In Judah, however, David continues to serve as the pattern although the majority of his successors fall far short of the standard. For this majority, the northern king, Jeroboam, is not mentioned in any comparative way. Apparently his sins were too severe to associate with the southern kingdom, even in the case of Manasseh, whose wickedness is compared instead to the pagan nations who had earlier been expelled from Palestine (2Ki 21:2)! Typically, evil southern kings are simply described as being either “unlike” David (1Ki 15:3; 2Ki 16:2) or “like his father,” as in the case of Amon, who was like his evil father, Manasseh (2Ki 21:20). Even the worst of the southern kings cannot be compared with their northern neighbors who abandoned the Davidic cause.

This structural scheme can be traced through Kings until it reaches two climactic points. First, the northern line continues to follow Jeroboam until Israel is ultimately destroyed by Assyria (2Ki 17). Then the editor provides a summary statement in which he reinforces the motif (2Ki 17:7-23). Israel suffered defeat, not because of a military mismatch, but because her people had sinned. Briefly, her sins involved following the ways of Jeroboam and refusing to listen to the many prophetic warnings (17:22-23).

With respect to the southern kingdom, the line continues somewhat longer. Judah enjoys the reigns of selected good kings, and her direct tie to the Davidic dynasty encourages Yahweh to preserve her from certain defeat during Hezekiah’s reign (2Ki 20:6).
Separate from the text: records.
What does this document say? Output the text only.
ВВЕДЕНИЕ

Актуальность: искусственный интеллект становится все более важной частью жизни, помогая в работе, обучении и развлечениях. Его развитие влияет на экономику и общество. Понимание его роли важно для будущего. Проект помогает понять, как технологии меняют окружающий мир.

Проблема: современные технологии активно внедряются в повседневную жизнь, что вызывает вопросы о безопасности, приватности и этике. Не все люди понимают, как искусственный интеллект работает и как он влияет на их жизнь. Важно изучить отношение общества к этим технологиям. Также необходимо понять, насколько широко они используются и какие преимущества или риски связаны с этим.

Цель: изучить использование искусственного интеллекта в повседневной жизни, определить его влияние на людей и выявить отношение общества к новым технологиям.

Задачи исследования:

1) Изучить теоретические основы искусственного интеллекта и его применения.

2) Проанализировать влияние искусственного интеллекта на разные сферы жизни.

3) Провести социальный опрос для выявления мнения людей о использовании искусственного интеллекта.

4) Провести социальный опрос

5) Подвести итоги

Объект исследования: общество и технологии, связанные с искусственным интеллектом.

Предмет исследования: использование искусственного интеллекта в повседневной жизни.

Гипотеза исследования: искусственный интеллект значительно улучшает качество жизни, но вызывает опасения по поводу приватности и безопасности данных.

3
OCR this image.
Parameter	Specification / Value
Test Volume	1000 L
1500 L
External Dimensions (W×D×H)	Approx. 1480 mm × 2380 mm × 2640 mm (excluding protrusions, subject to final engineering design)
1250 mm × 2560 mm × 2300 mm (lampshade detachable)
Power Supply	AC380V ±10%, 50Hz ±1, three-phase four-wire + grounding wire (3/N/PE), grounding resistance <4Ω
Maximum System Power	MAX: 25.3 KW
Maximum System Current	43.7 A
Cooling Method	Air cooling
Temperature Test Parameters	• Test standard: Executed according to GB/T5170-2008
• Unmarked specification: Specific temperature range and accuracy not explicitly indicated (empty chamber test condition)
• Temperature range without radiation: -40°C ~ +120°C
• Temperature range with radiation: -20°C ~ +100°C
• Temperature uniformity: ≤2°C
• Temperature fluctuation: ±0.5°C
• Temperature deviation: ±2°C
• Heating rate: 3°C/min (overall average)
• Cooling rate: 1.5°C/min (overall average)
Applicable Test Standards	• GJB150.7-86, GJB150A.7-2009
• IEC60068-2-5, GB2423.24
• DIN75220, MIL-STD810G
Nevertheless, these Davidic ties are insufficient to prevent eventual destruction, for Judah has all too often rejected covenantal expectations (2Ki 23:26-27; 24:20). As such, a second climactic point is reached when Judah herself is taken captive by the Babylonians (2Ki 25).

In short, the editor arranges the material in order to demonstrate that destruction has come upon the people of God because they failed to follow his covenant with them. Yahweh had indeed been faithful to his word, and he had provided continual opportunities for reform. Nevertheless, his commandments were broken and his gracious overtures rejected, making judgment a justifiable outcome. That such judgment need not be Yahweh’s final word, however, is suggested by the fact that the very same covenant had provisions for repentance, even in a foreign land (1Ki 8:46-51). Similarly, the closing release of Jehoiachin (2Ki 25:27-30) is perhaps but a foretaste of things to come. In this sense then, the purpose of Kings is both confessional and, to a lesser degree, kerygmatic (Nicholson, 75). While acknowledging guilt, Kings subtly invites the community of faith to envision a future of hope.